Wednesday, April 27th
4:20 PM-
A-103: Development Tools/Platforms (Architectures/Software/Tools Track)
Paper Title: Choosing a Platform for FPGA-Based In-Network Compute Acceleration

Paper Abstract: FPGA-based SmartNICs are a common way to accelerate data-in-motion processing in networks. Most developers use one of the platforms that contain a wide variety of system utilities, drivers, and other essential software components. Typical examples are the Intel-developed DPDK (Linux user-space software with poll-mode drivers), CORUNDUM (an open-source HDL implementation), and NPAP (a TCP/IP full accelerator implemented in VHDL by Fraunhofer in Germany).
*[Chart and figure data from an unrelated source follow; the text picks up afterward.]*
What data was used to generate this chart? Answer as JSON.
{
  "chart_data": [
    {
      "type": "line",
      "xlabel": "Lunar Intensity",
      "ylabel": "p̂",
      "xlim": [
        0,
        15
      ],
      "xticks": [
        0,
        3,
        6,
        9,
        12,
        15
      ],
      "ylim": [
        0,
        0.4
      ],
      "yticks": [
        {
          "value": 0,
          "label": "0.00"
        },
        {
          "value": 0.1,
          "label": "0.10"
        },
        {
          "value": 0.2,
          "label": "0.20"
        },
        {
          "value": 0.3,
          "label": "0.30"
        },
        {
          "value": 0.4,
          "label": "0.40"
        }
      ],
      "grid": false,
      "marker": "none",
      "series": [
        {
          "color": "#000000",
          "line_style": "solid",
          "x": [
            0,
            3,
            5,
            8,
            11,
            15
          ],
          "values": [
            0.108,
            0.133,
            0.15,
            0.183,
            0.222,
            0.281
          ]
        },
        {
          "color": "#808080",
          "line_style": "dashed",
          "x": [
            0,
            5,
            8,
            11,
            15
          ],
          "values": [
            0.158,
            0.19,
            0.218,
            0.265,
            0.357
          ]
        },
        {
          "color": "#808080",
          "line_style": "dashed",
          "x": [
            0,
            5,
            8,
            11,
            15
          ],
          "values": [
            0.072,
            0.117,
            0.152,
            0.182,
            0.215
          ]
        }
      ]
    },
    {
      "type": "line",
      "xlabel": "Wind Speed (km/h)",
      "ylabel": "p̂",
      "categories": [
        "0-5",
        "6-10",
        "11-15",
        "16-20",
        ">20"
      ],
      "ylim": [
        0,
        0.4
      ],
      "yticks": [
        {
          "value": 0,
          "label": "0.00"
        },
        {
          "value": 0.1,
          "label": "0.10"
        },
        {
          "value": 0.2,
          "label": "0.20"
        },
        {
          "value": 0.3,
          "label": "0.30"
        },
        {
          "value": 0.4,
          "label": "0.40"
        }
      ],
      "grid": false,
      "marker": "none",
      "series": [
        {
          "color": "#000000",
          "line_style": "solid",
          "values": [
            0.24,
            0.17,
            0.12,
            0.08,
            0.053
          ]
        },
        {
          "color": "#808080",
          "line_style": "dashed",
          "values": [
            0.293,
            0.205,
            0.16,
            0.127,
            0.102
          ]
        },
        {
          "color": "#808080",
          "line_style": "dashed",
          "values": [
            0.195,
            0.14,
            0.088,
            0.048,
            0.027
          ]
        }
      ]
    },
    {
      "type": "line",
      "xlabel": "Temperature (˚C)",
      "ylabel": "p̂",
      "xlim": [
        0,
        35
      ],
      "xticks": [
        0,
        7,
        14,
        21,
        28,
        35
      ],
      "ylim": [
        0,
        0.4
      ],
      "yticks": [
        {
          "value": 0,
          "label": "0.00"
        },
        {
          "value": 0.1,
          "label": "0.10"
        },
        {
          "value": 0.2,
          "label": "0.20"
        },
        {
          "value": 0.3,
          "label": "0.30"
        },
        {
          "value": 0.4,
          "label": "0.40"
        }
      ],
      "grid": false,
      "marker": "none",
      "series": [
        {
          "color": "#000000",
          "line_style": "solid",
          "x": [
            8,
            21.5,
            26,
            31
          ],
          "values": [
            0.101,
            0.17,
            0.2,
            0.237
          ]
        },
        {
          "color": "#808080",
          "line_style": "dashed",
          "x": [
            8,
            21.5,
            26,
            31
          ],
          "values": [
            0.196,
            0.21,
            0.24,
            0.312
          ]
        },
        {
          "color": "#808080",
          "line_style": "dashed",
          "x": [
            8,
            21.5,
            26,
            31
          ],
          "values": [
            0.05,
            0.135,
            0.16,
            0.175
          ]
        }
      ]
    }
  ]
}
DPDK is the most widely used of these by far, but the others often have advantages in functionality and performance. Combining them can be beneficial, but often can take a lot of extra effort. Results implemented using various FPGA boards from Intel, Xilinx, and others show what developers may expect in practice.

Paper Author: Endric Schubert, CTO, Missing Link Electronics
Ulrich Langenbach, Director Engineering, Missing Link Electronics

Author Bio: Endric Schubert is an experienced technologist and entrepreneur in electronic and semiconductor design. He is currently CTO at Missing Link Electronics, which specializes in FPGA-based acceleration for networking, communications, and storage applications. His background includes software engineering, FPGA technology, reconfigurable computing, and embedded systems design. He has extensive experience in FPGA-based design, ASIC development, IP creation, and software development. He has authored technical publications, holds several patents, and has given lectures on electronic system design. Endric earned an Electrical Engineering degree (Dipl.-Ing.) from University of Karlsruhe, Germany and a PhD in computer science from the University of Tübingen, Germany.